The author, it seems, really likes expensive restaurants (or has money to burn) and did loads of leg work making special dietary requests of the chefs at 4 and 5 star restaurants all over the country. The result is a beautifully photographed book, featuring 3-4 courses from 25 different famous chefs. Overall, Great Chefs Cook Vegan will be fairly inaccessible to regular folk who’d like to learn how elite cooks approach meat/dairy/egg free food. For me, the story in the 2-page introduction is more insightful that the three hundred pages of recipes, but I haven’t spent much time with the book yet. Upon first glance, it’s some really pretentious grub intended to look at home next to Iron Chef-style dishes like truffled foie gras and sea urchin soup vessels. But, what should I expect, but some slight of hand tricks from the culinary equivalent of Sigrid and Roy? (slight of hand implies quickness, when in fact, these are labor intensive recipes that seem to revolve around cauliflower and lean toward side-dishiness)
If you’re a fan of any of these top-notch chefs, you’ll want to know what they elected to make for this book and how they made it. Well, aside from a full page bio for each chef, there’s scarcely more than a sentence from each on the topic of vegan cooking, and not a word about their inspiration or thought process for each of their recipes. Hey! If you’re so great, how about a little insight? I’m hoping that closer inspection will reveal some tricks of the trade that home cooks can bust out when working with veggies. But, for the meantime, the stars are these: Thomas Keller, Jean-George Vongerichten, Eric Ripert, Charlie Trotter, Alex Stratta, Anne Quatrano, Cat Cora, Daniel Boulud, David Burke, Gabriel Kreuther, Josef Huber, Jose Andres, Marcus Samuelsson, Matthew Kenney, Michel Nischan, Suzanne Goin, Todd English.
Great Cooks Matter
While I do my best to form a more informed opinion about Great Chefs Cook Vegan, I want to bring your attention toward a food world revolution that may actually touch the lives of more than just the upper crust diners who call ahead to The Inn at Little Washington to order a vegan meal. Around the same time that I picked up this book, I also got my hands on How to Cook Everything Vegetarian by Mark Bittman.
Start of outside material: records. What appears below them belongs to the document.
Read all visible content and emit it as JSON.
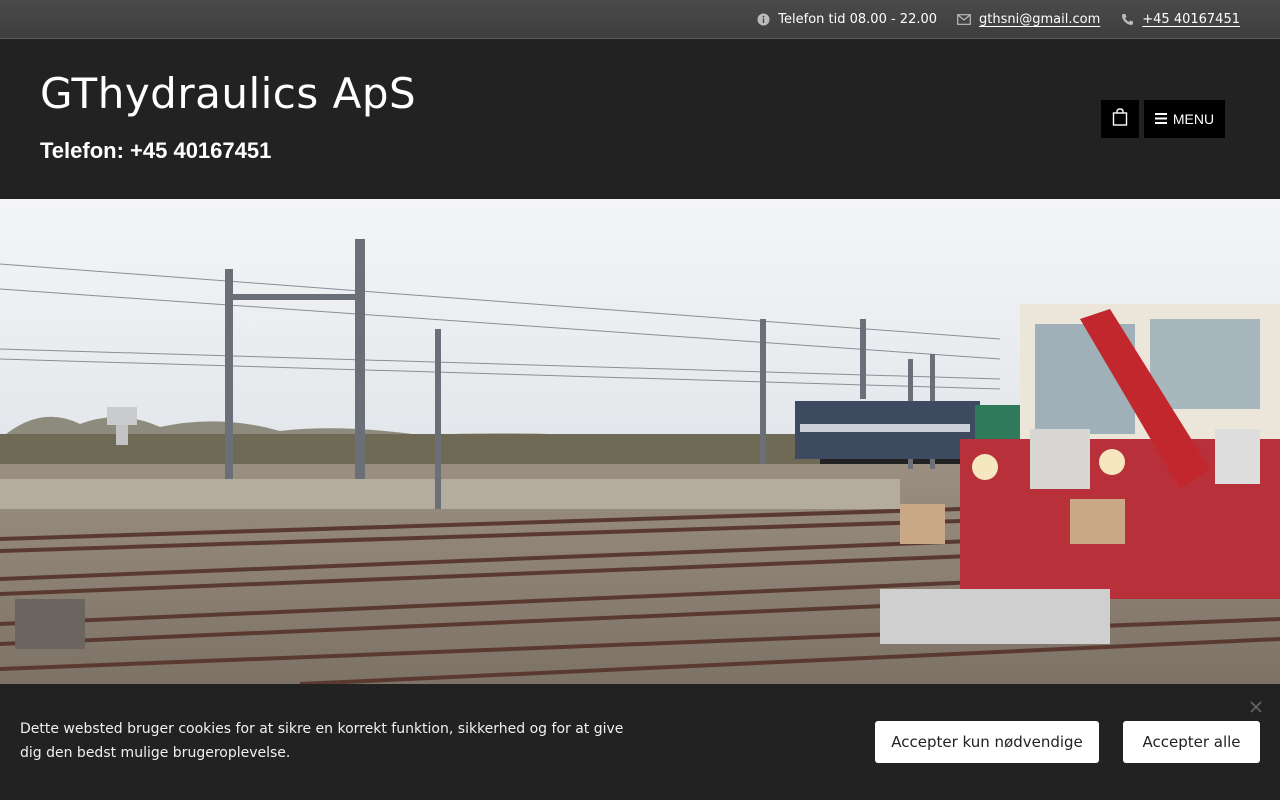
{
  "topbar": {
    "hours": "Telefon tid 08.00 - 22.00",
    "email": "gthsni@gmail.com",
    "phone": "+45 40167451"
  },
  "header": {
    "title": "GThydraulics ApS",
    "subtitle": "Telefon: +45 40167451",
    "menu_label": "MENU"
  },
  "cookie": {
    "text": "Dette websted bruger cookies for at sikre en korrekt funktion, sikkerhed og for at give dig den bedst mulige brugeroplevelse.",
    "accept_necessary": "Accepter kun nødvendige",
    "accept_all": "Accepter alle"
  },
  "icons": {
    "info": "info-icon",
    "email": "mail-icon",
    "phone": "phone-icon",
    "cart": "shopping-bag-icon",
    "menu": "hamburger-icon",
    "close": "close-icon"
  },
  "colors": {
    "header_bg": "#222222",
    "topbar_bg": "#444444",
    "button_bg": "#000000"
  }
}
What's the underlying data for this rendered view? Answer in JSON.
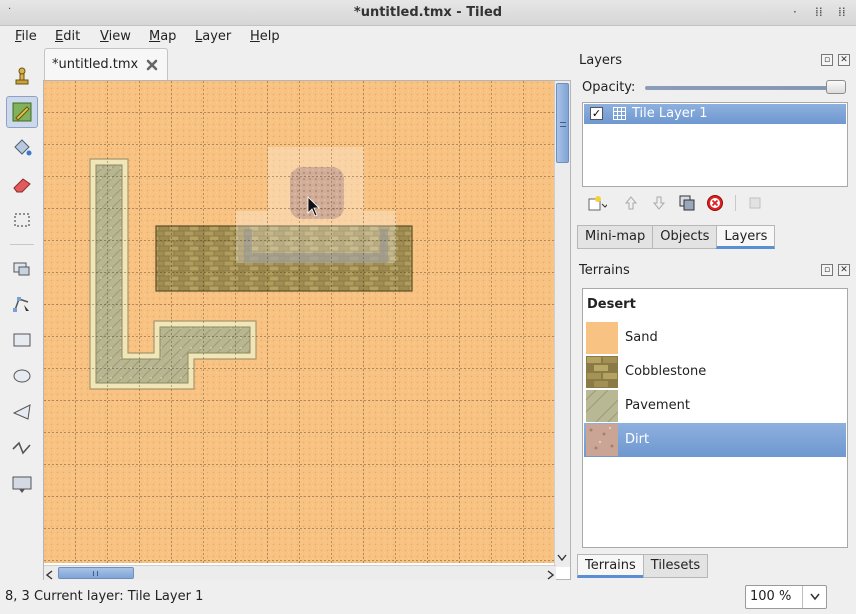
{
  "window": {
    "title": "*untitled.tmx - Tiled"
  },
  "menu": [
    {
      "label": "File",
      "underline": "F",
      "rest": "ile"
    },
    {
      "label": "Edit",
      "underline": "E",
      "rest": "dit"
    },
    {
      "label": "View",
      "underline": "V",
      "rest": "iew"
    },
    {
      "label": "Map",
      "underline": "M",
      "rest": "ap"
    },
    {
      "label": "Layer",
      "underline": "L",
      "rest": "ayer"
    },
    {
      "label": "Help",
      "underline": "H",
      "rest": "elp"
    }
  ],
  "tools": [
    "stamp-brush",
    "terrain-brush",
    "bucket-fill",
    "eraser",
    "rectangle-select",
    "magic-wand",
    "edit-polygons",
    "insert-rectangle",
    "insert-ellipse",
    "insert-polygon",
    "insert-polyline",
    "insert-tile"
  ],
  "active_tool": "terrain-brush",
  "document_tab": {
    "label": "*untitled.tmx"
  },
  "layers_panel": {
    "title": "Layers",
    "opacity_label": "Opacity:",
    "opacity": 1.0,
    "layers": [
      {
        "name": "Tile Layer 1",
        "visible": true,
        "selected": true
      }
    ]
  },
  "dock_tabs_top": [
    {
      "label": "Mini-map",
      "selected": false
    },
    {
      "label": "Objects",
      "selected": false
    },
    {
      "label": "Layers",
      "selected": true
    }
  ],
  "terrains_panel": {
    "title": "Terrains",
    "group": "Desert",
    "items": [
      {
        "name": "Sand",
        "selected": false
      },
      {
        "name": "Cobblestone",
        "selected": false
      },
      {
        "name": "Pavement",
        "selected": false
      },
      {
        "name": "Dirt",
        "selected": true
      }
    ]
  },
  "dock_tabs_bottom": [
    {
      "label": "Terrains",
      "selected": true
    },
    {
      "label": "Tilesets",
      "selected": false
    }
  ],
  "status": {
    "text": "8, 3  Current layer: Tile Layer 1"
  },
  "zoom": {
    "value": "100 %"
  },
  "colors": {
    "sand": "#f8c282",
    "selection": "#7aa0d4",
    "cobblestone": "#8a7a45",
    "pavement": "#b9b894"
  }
}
Not only did Bittman drop this thousand page kitchen bible to rival his version intended for omnivores, he’s now promoting a vegan until dinner diet for a healthier lifestyle and planet (see his video excerpt below). The guy is a cooking guru and now he’s busting out a thoughtful critique of the world around him, including his past work and ideals. In fact, more and more people are looking for ways to eat less meat, sourcing local ingredients for their homemade meals, and then there’s that whole eco-green priority that’s showing up on grocery store shelves. Truly great cooks are helping us make sense of our diets with these things in mind.